The Ghana Federation of Traditional Medicine Practitioners Association (GHAFTRAM) has appealed to the government to set up a development fund to support the herbal medicine industry to make it thrive and earn foreign exchange.
Such fund, the Association said, could be used to support research and development activities, put up physical infrastructure and procure other logistics to enhance the quality of herbal products.
President of GHAFTRAM, Mr Kojo Odum Eduful, made the appeal at a ceremony to usher into office the new Executives of the Greater Accra Regional branch of the Ghana National Association of Traditional Healers (GNATH).
The 17-member executive under the leadership of Nana Kwadwo Obiri, would steer the affairs of GNATH in the next four years by formulating effective and efficient policies to advance the course of the branch.
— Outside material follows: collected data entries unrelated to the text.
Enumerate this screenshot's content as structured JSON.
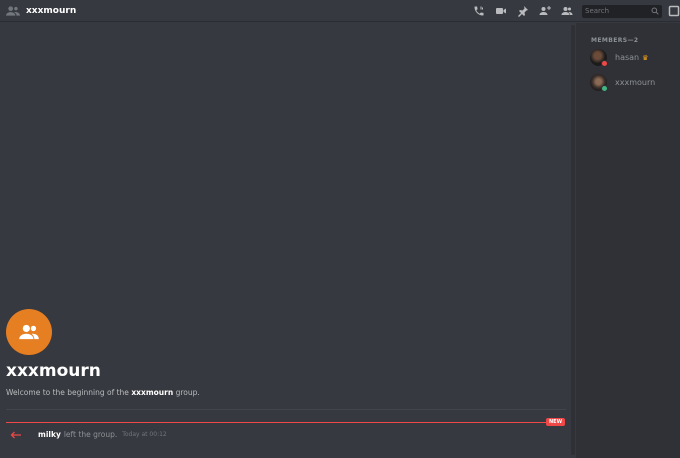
{
  "header": {
    "title": "xxxmourn",
    "search_placeholder": "Search",
    "buttons": [
      "call-icon",
      "video-icon",
      "pin-icon",
      "add-member-icon",
      "members-icon"
    ]
  },
  "members": {
    "header": "MEMBERS—2",
    "list": [
      {
        "name": "hasan",
        "owner": true,
        "status": "dnd",
        "status_color": "#f04747"
      },
      {
        "name": "xxxmourn",
        "owner": false,
        "status": "online",
        "status_color": "#43b581"
      }
    ]
  },
  "intro": {
    "title": "xxxmourn",
    "sub_prefix": "Welcome to the beginning of the",
    "sub_name": "xxxmourn",
    "sub_suffix": "group.",
    "avatar_color": "#e67e22"
  },
  "divider": {
    "new_badge": "NEW"
  },
  "system_message": {
    "user": "milky",
    "action": "left the group.",
    "time": "Today at 00:12"
  },
  "colors": {
    "background": "#36393f",
    "sidebar": "#2f3136",
    "accent_red": "#f04747",
    "online_green": "#43b581",
    "owner_crown": "#faa61a"
  }
}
Mr Eduful said traditional herbal sector was made up of indigenous people who had little or no resource to develop the knowledge hence the call for a dedicated fund to support them.
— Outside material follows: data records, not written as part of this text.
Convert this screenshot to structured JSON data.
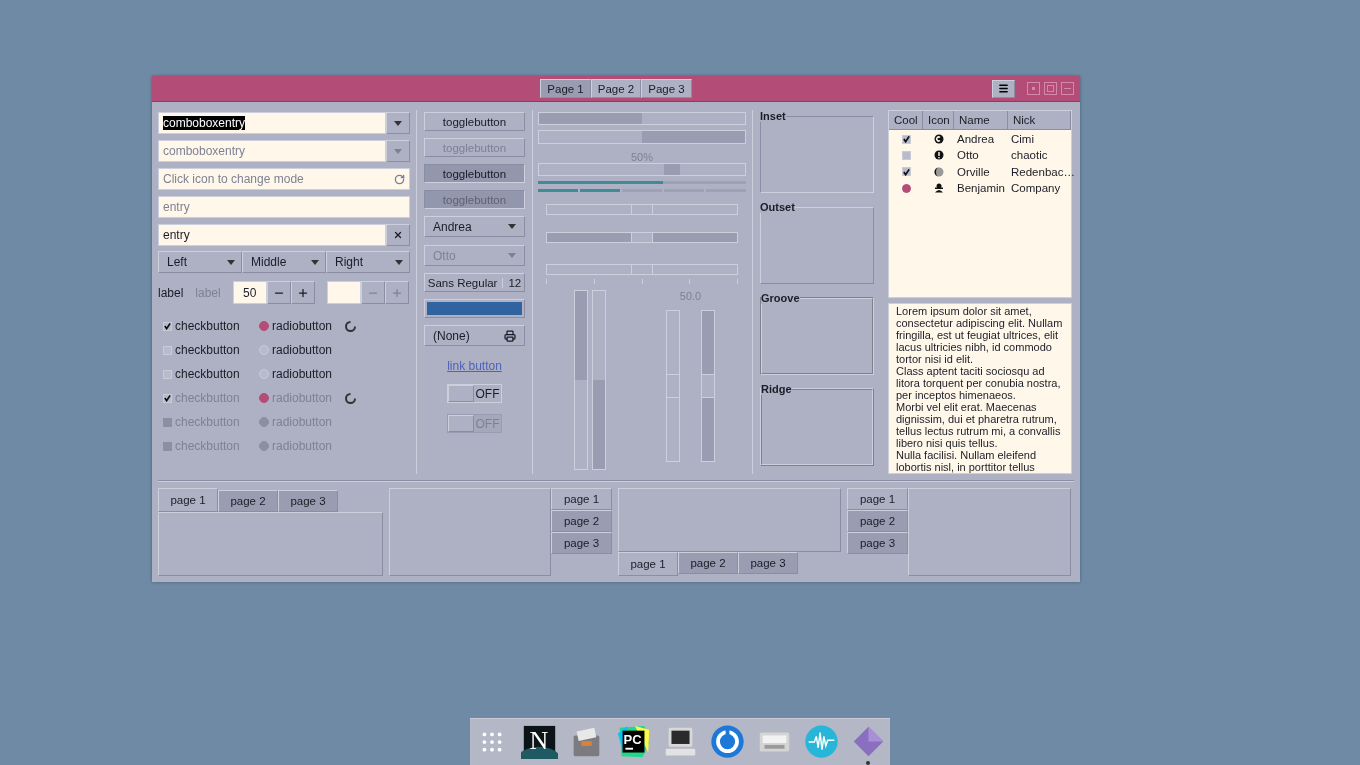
{
  "window": {
    "tabs": [
      {
        "label": "Page 1",
        "selected": true
      },
      {
        "label": "Page 2",
        "selected": false
      },
      {
        "label": "Page 3",
        "selected": false
      }
    ]
  },
  "entries": [
    {
      "kind": "combo",
      "value": "comboboxentry",
      "highlighted": true,
      "disabled": false
    },
    {
      "kind": "combo",
      "value": "comboboxentry",
      "highlighted": false,
      "disabled": true
    },
    {
      "kind": "icon",
      "placeholder": "Click icon to change mode"
    },
    {
      "kind": "plain",
      "placeholder": "entry"
    },
    {
      "kind": "clear",
      "value": "entry"
    }
  ],
  "align_combos": [
    "Left",
    "Middle",
    "Right"
  ],
  "labels": [
    {
      "text": "label",
      "disabled": false
    },
    {
      "text": "label",
      "disabled": true
    }
  ],
  "spin_buttons": [
    {
      "value": "50",
      "disabled": false
    },
    {
      "disabled": true
    }
  ],
  "check_rows": [
    {
      "check": {
        "kind": "normal",
        "label": "checkbutton",
        "checked": true,
        "disabled": false
      },
      "radio": {
        "kind": "normal",
        "label": "radiobutton",
        "selected": true,
        "disabled": false
      },
      "spinner": true
    },
    {
      "check": {
        "kind": "normal",
        "label": "checkbutton",
        "checked": false,
        "disabled": false
      },
      "radio": {
        "kind": "normal",
        "label": "radiobutton",
        "selected": false,
        "disabled": false
      },
      "spinner": false
    },
    {
      "check": {
        "kind": "normal",
        "label": "checkbutton",
        "checked": false,
        "disabled": false
      },
      "radio": {
        "kind": "normal",
        "label": "radiobutton",
        "selected": false,
        "disabled": false
      },
      "spinner": false
    },
    {
      "check": {
        "kind": "normal",
        "label": "checkbutton",
        "checked": true,
        "disabled": true
      },
      "radio": {
        "kind": "normal",
        "label": "radiobutton",
        "selected": true,
        "disabled": true
      },
      "spinner": true
    },
    {
      "check": {
        "kind": "inconsistent",
        "label": "checkbutton",
        "checked": false,
        "disabled": true
      },
      "radio": {
        "kind": "inconsistent",
        "label": "radiobutton",
        "selected": false,
        "disabled": true
      },
      "spinner": false
    },
    {
      "check": {
        "kind": "inconsistent",
        "label": "checkbutton",
        "checked": false,
        "disabled": true
      },
      "radio": {
        "kind": "inconsistent",
        "label": "radiobutton",
        "selected": false,
        "disabled": true
      },
      "spinner": false
    }
  ],
  "toggle_buttons": [
    {
      "label": "togglebutton",
      "active": false,
      "disabled": false
    },
    {
      "label": "togglebutton",
      "active": false,
      "disabled": true
    },
    {
      "label": "togglebutton",
      "active": true,
      "disabled": false
    },
    {
      "label": "togglebutton",
      "active": true,
      "disabled": true
    }
  ],
  "combo_boxes": [
    {
      "value": "Andrea",
      "disabled": false
    },
    {
      "value": "Otto",
      "disabled": true
    }
  ],
  "font_button": {
    "family": "Sans Regular",
    "size": "12"
  },
  "file_button": {
    "value": "(None)"
  },
  "link_button": {
    "label": "link button"
  },
  "switches": [
    {
      "label": "OFF",
      "on": false,
      "disabled": false
    },
    {
      "label": "OFF",
      "on": false,
      "disabled": true
    }
  ],
  "progress_bars": [
    {
      "level": 0.5,
      "inverted": false
    },
    {
      "level": 0.5,
      "inverted": true
    }
  ],
  "pulse_bar": {
    "text": "50%"
  },
  "level_bars": [
    {
      "kind": "continuous",
      "level": 0.6
    },
    {
      "kind": "discrete",
      "level": 0.4
    }
  ],
  "scales": [
    {
      "level": 0.5,
      "marks": false
    },
    {
      "level": 0.5,
      "marks": false
    },
    {
      "level": 0.5,
      "marks": true
    }
  ],
  "vertical_progress": [
    {
      "level": 0.5,
      "kind": "inverted"
    },
    {
      "level": 0.5,
      "kind": "normal"
    }
  ],
  "vertical_scales": {
    "value": "50.0",
    "items": [
      {
        "level": 0.5
      },
      {
        "level": 0.5
      }
    ]
  },
  "frames": [
    {
      "label": "Inset",
      "kind": "inset"
    },
    {
      "label": "Outset",
      "kind": "outset"
    },
    {
      "label": "Groove",
      "kind": "groove"
    },
    {
      "label": "Ridge",
      "kind": "ridge"
    }
  ],
  "tree": {
    "columns": [
      "Cool",
      "Icon",
      "Name",
      "Nick"
    ],
    "rows": [
      {
        "kind": "check",
        "checked": true,
        "name": "Andrea",
        "nick": "Cimi"
      },
      {
        "kind": "check",
        "checked": false,
        "name": "Otto",
        "nick": "chaotic"
      },
      {
        "kind": "check",
        "checked": true,
        "name": "Orville",
        "nick": "Redenbac…"
      },
      {
        "kind": "radio",
        "checked": true,
        "name": "Benjamin",
        "nick": "Company"
      }
    ]
  },
  "text_view": [
    "Lorem ipsum dolor sit amet, consectetur adipiscing elit. Nullam fringilla, est ut feugiat ultrices, elit lacus ultricies nibh, id commodo tortor nisi id elit.",
    "Class aptent taciti sociosqu ad litora torquent per conubia nostra, per inceptos himenaeos.",
    "Morbi vel elit erat. Maecenas dignissim, dui et pharetra rutrum, tellus lectus rutrum mi, a convallis libero nisi quis tellus.",
    "Nulla facilisi. Nullam eleifend lobortis nisl, in porttitor tellus"
  ],
  "notebooks": [
    {
      "kind": "top",
      "tabs": [
        {
          "label": "page 1",
          "selected": true
        },
        {
          "label": "page 2",
          "selected": false
        },
        {
          "label": "page 3",
          "selected": false
        }
      ]
    },
    {
      "kind": "right",
      "tabs": [
        {
          "label": "page 1",
          "selected": true
        },
        {
          "label": "page 2",
          "selected": false
        },
        {
          "label": "page 3",
          "selected": false
        }
      ]
    },
    {
      "kind": "bottom",
      "tabs": [
        {
          "label": "page 1",
          "selected": true
        },
        {
          "label": "page 2",
          "selected": false
        },
        {
          "label": "page 3",
          "selected": false
        }
      ]
    },
    {
      "kind": "left",
      "tabs": [
        {
          "label": "page 1",
          "selected": true
        },
        {
          "label": "page 2",
          "selected": false
        },
        {
          "label": "page 3",
          "selected": false
        }
      ]
    }
  ],
  "dock": [
    {
      "running": false
    },
    {
      "label": "N",
      "running": false
    },
    {
      "running": false
    },
    {
      "label": "PC",
      "running": false
    },
    {
      "running": false
    },
    {
      "running": false
    },
    {
      "running": false
    },
    {
      "running": false
    },
    {
      "running": true
    }
  ]
}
He said one of the challenges impeding the smooth sail of their operations was the high cost of sets of tests that herbal products had to go through that include efficacy, chromic toxicity and stability.
Mr Eduful urged the government to take steps to ensure that practitioners of herbal medicine were included in the National Health Insurance Scheme (NHIS).
According to him, though the members contribute immensely to the delivery of healthcare in the country, they are being discriminated against as a result of the exclusion of herbal drugs from the NHIS.
In a speech delivered on behalf of Mrs Delese A. Darko, the Chief Executive Officer, Food and Drugs Authority, said traditional herbal medicines have gain recognition and continue to play important role by providing primary healthcare.
Studies conducted, she said, revealed that traditional herbal medicinal products had successfully cured conditions including fever, bone fracture, stomach discomfort and malaria.
The FDA had supported to promote traditional herbal medicinal products through standardization, safety and labelling which had given it a global appeal.
Nana Obiri, in his acceptance speech, pledged to work with the new executive to ensure improve, develop, promote and protect traditional medicine to meet international standard.
He gave the assurance that the Traditional Medicine Practitioners would cooperate with FDA and other stakeholders to ensure that the public had safe, and efficacious herbal medicine.
To facilitate the standardization of herbal products, he said the group would use the dues being paid to register and acquire certification.
He urged all traditional herbal practitioners to register with the Association to ensure proper monitoring and to promote a unified front to fight for their welfare and safeguard the health of their patrons.
He appealed to the government to consider building a traditional medicine facility in every region to promote the use of traditional herbal products, provide employment and maintain traditional heritage.
Additionally, he said, 19 herbal medicines were currently being used in government health facilities such as the Tamale Teaching Hospital, Ho Municipal Hospital, among others, but “these drugs have not been promoted enough to make the public have confidence in them.”